A practical governing strategy for the Republican party. It won’t happen, but at least it’s potentially doable, unlike everything else.

Here’s what the Republicans won last night, most probably: The opportunity to be left holding the bag if the whole creaking kleptocracy crashes.

Here’s what they mostly can’t do, at least not right away: Cut spending or taxes. A huge and growing portion of the budgets at all levels of government are entitlement payments — a subsistence dole under various labels. We have taken a once-free people and turned it half-predator, half-prey — often with both halves living under one scalp, amazingly enough.

So what can Republicans actually do, right now, to deliver on their promises?

They can eliminate every form of business regulation, at all levels of government.

Civil court has always been more than adequate to deal with actual injury. Not coincidentally, statutory regulation is always anti-economic nonsense: Banning competitors (as with the real estate licensing laws), government make-work, monkey-see-monkey-do, superstition, ossified tradition, power lust, etc. If no one is getting hurt, what is being regulated out of existence is this: Human intelligence.

That’s significant for two reasons: We need for business people to get to work and to take a bunch of us along with them. If we decriminalize human intelligence, at least partially, it’s reasonable to expect to see more of it — to everyone’s benefit. But even without the innovations we currently forbid in many businesses and industries, business people need to be able to plan for the future. If they are constantly subject to a vast, unknowable array of ever-changing regulations, they will not take risks. This is news to no one.

So: I’m not talking about some kind of “temporary moratorium” on regulation. This is an old, old leftist dodge: If the cows start to look scrawny, let them fatten up a little before you take up the slaughter again. Alas, because Republicans often have no firmly-held philosophical principles, they fall for these stunts again and again — as with the Bush tax “cuts.”

No, what is needed is the complete eradication of regulation: Repeal the enabling legislation, pay off and dismiss the staff, liquidate the chattel- and real-property. (All of this will throw off enduring budgetary benefits as a happy secondary consequence.)

Not a moratorium. Not an abatement or a credit or a trade-off or a subsidy. No government in the marketplace, period.

If no one is injured, it’s none of our damn business. But by trying to mind everyone else’s business, we have totally wrecked the world’s economy — with far worse devastations on the horizon.

That’s bad, but this is good: If we stop trying to outlaw intelligence by dictating what the mind is and is not permitted to do, the human mind will produce incredible wonders overnight. Our economy is amazing, even now, despite being buried under towering snowdrifts of codified insanity.

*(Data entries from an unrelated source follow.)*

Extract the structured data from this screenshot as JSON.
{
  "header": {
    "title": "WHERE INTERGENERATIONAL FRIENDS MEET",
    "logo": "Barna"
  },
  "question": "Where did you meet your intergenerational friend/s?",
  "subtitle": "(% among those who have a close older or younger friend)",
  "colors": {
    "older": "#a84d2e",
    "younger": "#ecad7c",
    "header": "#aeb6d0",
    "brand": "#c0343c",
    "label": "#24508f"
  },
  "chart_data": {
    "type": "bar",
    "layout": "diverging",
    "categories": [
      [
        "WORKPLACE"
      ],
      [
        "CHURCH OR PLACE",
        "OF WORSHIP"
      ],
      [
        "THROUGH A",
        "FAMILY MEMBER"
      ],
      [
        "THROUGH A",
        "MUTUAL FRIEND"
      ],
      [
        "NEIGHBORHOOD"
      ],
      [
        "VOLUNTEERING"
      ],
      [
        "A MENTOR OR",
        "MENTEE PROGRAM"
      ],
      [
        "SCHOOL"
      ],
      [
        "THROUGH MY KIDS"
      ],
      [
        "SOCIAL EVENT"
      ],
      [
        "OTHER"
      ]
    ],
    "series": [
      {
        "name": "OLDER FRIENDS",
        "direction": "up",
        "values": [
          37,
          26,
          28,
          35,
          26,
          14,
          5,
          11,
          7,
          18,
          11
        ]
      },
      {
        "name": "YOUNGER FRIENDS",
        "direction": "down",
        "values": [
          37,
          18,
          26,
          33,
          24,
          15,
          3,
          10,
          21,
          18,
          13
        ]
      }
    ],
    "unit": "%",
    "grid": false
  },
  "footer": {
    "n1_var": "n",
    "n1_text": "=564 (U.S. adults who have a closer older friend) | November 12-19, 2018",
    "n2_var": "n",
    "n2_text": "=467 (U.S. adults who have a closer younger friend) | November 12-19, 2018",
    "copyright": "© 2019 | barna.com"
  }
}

When buyers and sellers are free to do as they choose, the economic frenzy that ensues is invariably called a “miracle” by thoughtless people and the politicians who feed on them. But the human mind is autonomous by its very nature. It should come as no surprise that acting upon people as they actually are works rather well, while trying to legislate away their identity results in progressively greater and greater catastrophes.

But, but, but… Someone could get hurt without tens of thousands of pages of regulations! That’s a topic for another essay, but this is sufficient to address the objection: Are you under the impression no one is getting hurt now? Have you looked at your retirement accounts lately?

And: If you insist that you can’t live without officially-sanctioned and therefore massive theft on Wall Street, we can deal with that later. But Bob’s Deli and Acme Cabs and Stan the Dentist can all manage to get the job done without being tied down like Gulliver.

Real growth — not just increased production but progressive improvements in productivity. Not just more jobs but greater real wealth — real things, not paper dollars — for everyone. If the market can substantially outproduce the welfare state’s wages of sloth, the vast entitlement class can gradually be weaned away from Big Mother.

This won’t happen, of course. ObamaCare can break a sweat when Republicans manage even to trim the “public” TV budget. Republicans will compromise and temporize, and we will have Socialism Lite for now — and a jackboot on your neck later.

Graft and power, sustenance and indolence, predictable profits resulting from outlawing your competition. And the predator does not care that he kills the prey — even though he is both predator and prey living under one scalp…

We have no chance to escape the tax collector, for now. But if we stop trying to enslave each other in our work, we just might someday find a way to put the taxman himself out of work.

This is something Republicans can do right now, at all levels of government, and it will deliver salutary benefits in vast abundance. They can’t cut spending and they can’t cut taxes, but they can cut regulation — as much as possible, as quickly as possible, a dramatically resounding abolition of all forms of slavery in the marketplace.